Adaptive Contextual Caching for Mobile Edge Large Language Model Service

TL;DR

An Adaptive Contextual Caching framework that anticipates user needs by proactively caching semantically relevant data for mobile-edge LLMs, enabling scalable, low-latency LLM services in resource-constrained edge environments.

Abstract

Mobile edge Large Language Model (LLM) deployments face inherent constraints, such as limited computational resources and network bandwidth. Although Retrieval-Augmented Generation (RAG) mitigates some challenges by integrating external knowledge bases, inefficient cache management can still result in high retrieval latency and frequent cache updates.
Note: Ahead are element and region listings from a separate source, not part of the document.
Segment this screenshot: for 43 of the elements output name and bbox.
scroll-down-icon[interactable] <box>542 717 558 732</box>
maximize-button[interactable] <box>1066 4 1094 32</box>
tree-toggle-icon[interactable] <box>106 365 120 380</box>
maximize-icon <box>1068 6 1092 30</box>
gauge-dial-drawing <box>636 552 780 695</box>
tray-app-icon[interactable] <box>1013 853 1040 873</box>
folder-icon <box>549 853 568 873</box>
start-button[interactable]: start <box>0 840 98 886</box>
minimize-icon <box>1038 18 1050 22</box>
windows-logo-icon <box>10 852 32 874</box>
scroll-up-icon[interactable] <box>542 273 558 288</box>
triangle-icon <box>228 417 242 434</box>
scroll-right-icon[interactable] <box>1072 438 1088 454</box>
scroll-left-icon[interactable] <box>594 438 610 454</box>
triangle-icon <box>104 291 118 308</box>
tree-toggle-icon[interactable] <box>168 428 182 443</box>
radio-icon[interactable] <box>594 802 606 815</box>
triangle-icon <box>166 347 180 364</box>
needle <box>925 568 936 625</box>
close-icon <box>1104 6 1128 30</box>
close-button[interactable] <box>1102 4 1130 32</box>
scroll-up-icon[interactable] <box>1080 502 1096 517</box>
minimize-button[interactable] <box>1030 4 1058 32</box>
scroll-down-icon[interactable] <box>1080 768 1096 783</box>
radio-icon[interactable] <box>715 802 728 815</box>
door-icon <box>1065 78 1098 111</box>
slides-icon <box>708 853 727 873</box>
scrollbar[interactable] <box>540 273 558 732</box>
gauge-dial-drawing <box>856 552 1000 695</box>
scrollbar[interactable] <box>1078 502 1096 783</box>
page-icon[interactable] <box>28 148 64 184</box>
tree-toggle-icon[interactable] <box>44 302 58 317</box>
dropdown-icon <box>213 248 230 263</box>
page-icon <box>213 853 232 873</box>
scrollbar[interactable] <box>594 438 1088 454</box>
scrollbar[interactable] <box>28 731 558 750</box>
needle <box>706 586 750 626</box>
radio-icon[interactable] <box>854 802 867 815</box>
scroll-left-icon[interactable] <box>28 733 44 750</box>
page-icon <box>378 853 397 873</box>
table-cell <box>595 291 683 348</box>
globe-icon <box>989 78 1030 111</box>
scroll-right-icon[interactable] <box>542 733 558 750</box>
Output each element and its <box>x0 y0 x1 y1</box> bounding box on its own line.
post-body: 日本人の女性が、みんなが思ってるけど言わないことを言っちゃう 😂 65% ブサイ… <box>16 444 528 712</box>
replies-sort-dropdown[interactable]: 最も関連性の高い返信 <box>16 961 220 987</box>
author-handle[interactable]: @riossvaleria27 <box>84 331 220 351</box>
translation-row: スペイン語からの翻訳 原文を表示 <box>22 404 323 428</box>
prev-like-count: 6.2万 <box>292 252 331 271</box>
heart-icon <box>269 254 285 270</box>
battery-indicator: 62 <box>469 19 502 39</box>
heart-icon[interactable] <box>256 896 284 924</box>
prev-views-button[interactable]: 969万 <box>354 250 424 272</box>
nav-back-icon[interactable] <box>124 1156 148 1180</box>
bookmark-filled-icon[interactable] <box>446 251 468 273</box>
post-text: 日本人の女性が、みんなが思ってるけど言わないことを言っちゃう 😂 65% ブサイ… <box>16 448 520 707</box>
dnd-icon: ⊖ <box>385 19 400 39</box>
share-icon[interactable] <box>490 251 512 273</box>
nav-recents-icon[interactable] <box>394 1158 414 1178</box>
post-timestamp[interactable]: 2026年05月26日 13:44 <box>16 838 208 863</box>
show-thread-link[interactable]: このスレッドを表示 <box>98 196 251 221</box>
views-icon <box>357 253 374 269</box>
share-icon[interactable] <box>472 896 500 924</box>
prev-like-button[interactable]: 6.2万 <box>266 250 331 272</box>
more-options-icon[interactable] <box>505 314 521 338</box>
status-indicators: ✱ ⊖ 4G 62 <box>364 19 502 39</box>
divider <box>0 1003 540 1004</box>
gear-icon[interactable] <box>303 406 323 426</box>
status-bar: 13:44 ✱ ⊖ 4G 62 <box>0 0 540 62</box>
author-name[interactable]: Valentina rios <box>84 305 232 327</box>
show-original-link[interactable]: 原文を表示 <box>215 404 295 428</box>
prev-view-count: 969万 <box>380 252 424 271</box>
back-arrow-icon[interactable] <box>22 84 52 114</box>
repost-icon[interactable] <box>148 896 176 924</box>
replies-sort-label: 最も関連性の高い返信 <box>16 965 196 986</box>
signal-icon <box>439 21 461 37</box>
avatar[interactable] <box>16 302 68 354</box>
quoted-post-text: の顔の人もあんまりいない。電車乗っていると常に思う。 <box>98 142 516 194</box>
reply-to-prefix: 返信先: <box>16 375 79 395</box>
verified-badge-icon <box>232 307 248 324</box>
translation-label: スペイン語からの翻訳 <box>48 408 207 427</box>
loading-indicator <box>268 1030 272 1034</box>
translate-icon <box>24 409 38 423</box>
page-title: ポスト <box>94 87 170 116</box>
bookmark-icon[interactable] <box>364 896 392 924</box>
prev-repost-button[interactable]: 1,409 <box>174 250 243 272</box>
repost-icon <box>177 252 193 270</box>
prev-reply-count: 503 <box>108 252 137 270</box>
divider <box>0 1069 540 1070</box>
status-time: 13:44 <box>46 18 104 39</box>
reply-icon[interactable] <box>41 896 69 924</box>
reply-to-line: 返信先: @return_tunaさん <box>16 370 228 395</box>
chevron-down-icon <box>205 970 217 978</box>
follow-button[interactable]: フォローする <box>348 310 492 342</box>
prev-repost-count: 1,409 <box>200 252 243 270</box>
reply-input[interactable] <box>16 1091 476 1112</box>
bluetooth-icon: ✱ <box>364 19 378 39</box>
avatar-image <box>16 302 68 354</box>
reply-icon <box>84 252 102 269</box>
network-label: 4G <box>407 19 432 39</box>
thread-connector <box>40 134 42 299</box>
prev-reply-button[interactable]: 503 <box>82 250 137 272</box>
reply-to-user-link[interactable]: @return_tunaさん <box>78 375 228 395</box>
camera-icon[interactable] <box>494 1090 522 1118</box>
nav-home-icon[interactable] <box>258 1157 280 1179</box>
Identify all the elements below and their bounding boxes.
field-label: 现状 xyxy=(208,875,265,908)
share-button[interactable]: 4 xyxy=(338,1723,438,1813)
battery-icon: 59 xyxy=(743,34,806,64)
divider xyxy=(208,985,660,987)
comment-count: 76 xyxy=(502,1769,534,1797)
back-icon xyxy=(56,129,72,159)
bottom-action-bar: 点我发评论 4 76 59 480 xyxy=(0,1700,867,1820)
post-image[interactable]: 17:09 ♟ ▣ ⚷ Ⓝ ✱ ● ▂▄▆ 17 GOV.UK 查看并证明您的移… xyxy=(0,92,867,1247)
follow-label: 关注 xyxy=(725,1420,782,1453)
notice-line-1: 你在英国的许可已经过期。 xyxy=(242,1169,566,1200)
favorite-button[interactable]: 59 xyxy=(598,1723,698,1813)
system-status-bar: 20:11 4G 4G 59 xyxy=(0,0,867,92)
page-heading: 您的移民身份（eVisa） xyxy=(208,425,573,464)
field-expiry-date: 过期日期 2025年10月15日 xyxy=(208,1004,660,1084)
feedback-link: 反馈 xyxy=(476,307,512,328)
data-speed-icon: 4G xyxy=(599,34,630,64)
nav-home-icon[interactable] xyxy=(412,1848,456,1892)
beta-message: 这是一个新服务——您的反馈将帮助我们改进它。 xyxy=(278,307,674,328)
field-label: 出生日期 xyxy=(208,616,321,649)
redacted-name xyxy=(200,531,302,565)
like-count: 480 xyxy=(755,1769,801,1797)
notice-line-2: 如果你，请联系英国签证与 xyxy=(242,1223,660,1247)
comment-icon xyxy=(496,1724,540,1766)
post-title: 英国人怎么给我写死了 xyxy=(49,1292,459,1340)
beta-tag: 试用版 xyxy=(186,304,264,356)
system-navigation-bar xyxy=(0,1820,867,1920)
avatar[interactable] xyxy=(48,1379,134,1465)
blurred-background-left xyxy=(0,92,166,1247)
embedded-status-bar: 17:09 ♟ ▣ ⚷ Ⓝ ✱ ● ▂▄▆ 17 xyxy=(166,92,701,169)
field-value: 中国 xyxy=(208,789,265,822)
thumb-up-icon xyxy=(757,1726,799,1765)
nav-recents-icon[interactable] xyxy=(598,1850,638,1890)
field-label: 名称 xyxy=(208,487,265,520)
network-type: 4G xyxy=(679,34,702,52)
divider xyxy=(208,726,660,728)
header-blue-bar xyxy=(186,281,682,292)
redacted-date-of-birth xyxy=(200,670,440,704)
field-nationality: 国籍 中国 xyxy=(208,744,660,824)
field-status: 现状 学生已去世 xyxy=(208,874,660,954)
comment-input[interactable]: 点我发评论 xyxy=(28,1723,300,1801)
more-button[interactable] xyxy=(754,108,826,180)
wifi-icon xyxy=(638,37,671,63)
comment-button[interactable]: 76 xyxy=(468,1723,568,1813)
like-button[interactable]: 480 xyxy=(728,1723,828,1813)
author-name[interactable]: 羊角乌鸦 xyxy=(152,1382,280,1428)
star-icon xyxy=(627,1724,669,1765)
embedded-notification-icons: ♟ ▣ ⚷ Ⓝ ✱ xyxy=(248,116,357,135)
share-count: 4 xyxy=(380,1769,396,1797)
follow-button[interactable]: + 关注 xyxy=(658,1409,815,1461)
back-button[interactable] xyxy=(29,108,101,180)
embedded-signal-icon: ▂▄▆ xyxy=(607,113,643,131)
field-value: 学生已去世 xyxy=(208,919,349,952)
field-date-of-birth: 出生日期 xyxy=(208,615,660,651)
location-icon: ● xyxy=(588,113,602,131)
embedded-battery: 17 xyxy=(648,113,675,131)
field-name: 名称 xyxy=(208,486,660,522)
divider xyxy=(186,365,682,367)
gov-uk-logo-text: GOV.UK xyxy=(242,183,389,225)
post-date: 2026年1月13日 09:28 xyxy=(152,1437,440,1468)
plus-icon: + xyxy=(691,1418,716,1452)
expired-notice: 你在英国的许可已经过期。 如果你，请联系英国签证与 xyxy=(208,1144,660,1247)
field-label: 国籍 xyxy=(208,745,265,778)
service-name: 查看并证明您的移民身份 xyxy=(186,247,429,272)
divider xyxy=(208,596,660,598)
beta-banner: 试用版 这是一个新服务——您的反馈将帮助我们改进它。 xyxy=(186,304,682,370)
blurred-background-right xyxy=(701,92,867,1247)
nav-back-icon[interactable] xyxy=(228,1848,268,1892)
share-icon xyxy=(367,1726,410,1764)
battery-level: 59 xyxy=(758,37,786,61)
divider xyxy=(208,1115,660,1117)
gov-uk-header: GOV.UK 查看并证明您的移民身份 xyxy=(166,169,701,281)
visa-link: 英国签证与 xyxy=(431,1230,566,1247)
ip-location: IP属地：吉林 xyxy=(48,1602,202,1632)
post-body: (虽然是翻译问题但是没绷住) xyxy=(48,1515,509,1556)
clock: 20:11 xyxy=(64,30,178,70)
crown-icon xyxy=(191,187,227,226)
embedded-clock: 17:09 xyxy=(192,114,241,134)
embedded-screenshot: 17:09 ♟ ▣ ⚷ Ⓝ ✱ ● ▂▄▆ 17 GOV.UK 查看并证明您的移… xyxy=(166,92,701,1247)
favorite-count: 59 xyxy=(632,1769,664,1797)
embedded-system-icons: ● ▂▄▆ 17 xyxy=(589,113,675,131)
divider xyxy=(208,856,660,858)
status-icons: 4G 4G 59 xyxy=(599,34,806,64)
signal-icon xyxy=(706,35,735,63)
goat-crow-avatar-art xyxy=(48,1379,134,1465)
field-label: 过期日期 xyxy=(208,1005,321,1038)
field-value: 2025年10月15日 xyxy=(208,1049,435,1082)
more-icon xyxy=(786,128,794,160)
To address these issues, we propose an Adaptive Contextual Caching (ACC) framework that anticipates user needs by proactively caching semantically relevant data for mobile-edge LLMs. ACC utilizes a deep reinforcement learning (DRL) module to refine cache replacement policies, balancing user context, document similarity, and the overhead associated with cache misses. Experimental results demonstrate that ACC increases cache hit rates to over 80\% after only 11 training episodes, outperforming FIFO, LRU, and semantic-only caching while reducing retrieval latency by up to 40\%. In particular, ACC also reduces local caching overhead (i.e., the cost of updating the cache when a miss occurs) by as much as 55\%, enabling scalable, low-latency LLM services in resource-constrained edge environments.
Paper Structure (24 sections, 5 figures)

This paper contains 24 sections, 5 figures.

Figures (5)

  • Figure 1: Comparison of Standard RAG and Contextual RAG workflows. Standard RAG retrieves general-purpose knowledge from the knowledge bases to respond to queries, while Contextual RAG augments retrieval with real-time and localized data for enriched responses. The example demonstrates the added value of Contextual RAG in providing actionable insights for a weather-related driving query.
  • Figure 2: Illustration of key components in a caching system for RAG. The knowledge bases is divided into chunks, vectorized into high-dimensional embeddings via embedding models, and indexed (e.g., using HNSW) for efficient similarity search. Frequently accessed or computationally expensive embeddings are stored in the vector cache, which dynamically replaces expired or non-relevant vectors based on replacement policies. Query embeddings are compared with indexed vectors, and the most relevant contexts are retrieved and combined with the query to form a final prompt for the LLM.
  • Figure 3: Illustration of the proposed ACC in a mobile-edge LLM scenario, contrasting a conventional retrieval‐only flow with proactive caching approach. Upon receiving a user prompt (①), the Edge LLM checks the cache server for relevant knowledge. If the cache misses (②), the system retrieves the needed content (e.g., $T_1$) from the knowledge base (③). The DRL agent selectively updates the cache by deciding whether to store or replace entries (④). Once updated, subsequent queries can yield a cache hit (⑤) without additional retrieval overhead. In the example shown, the mobile unit requests speed guidelines for Maple Avenue and relevant chunks (e.g., $T_2, T_3$) are proactively cached, reducing future latency and overhead.
  • Figure 4: (a) Cache hit rate trends over multiple episodes for different caching strategies. (b) Comparison of the average retrieval latency in seconds. The proposed ACC method achieves higher hit rates and lower latency than baseline approaches.
  • Figure 5: Average caching consumption under varying cache sizes. ACC maintains lower consumption compared to FIFO, LRU, and semantic caching at multiple cache capacities.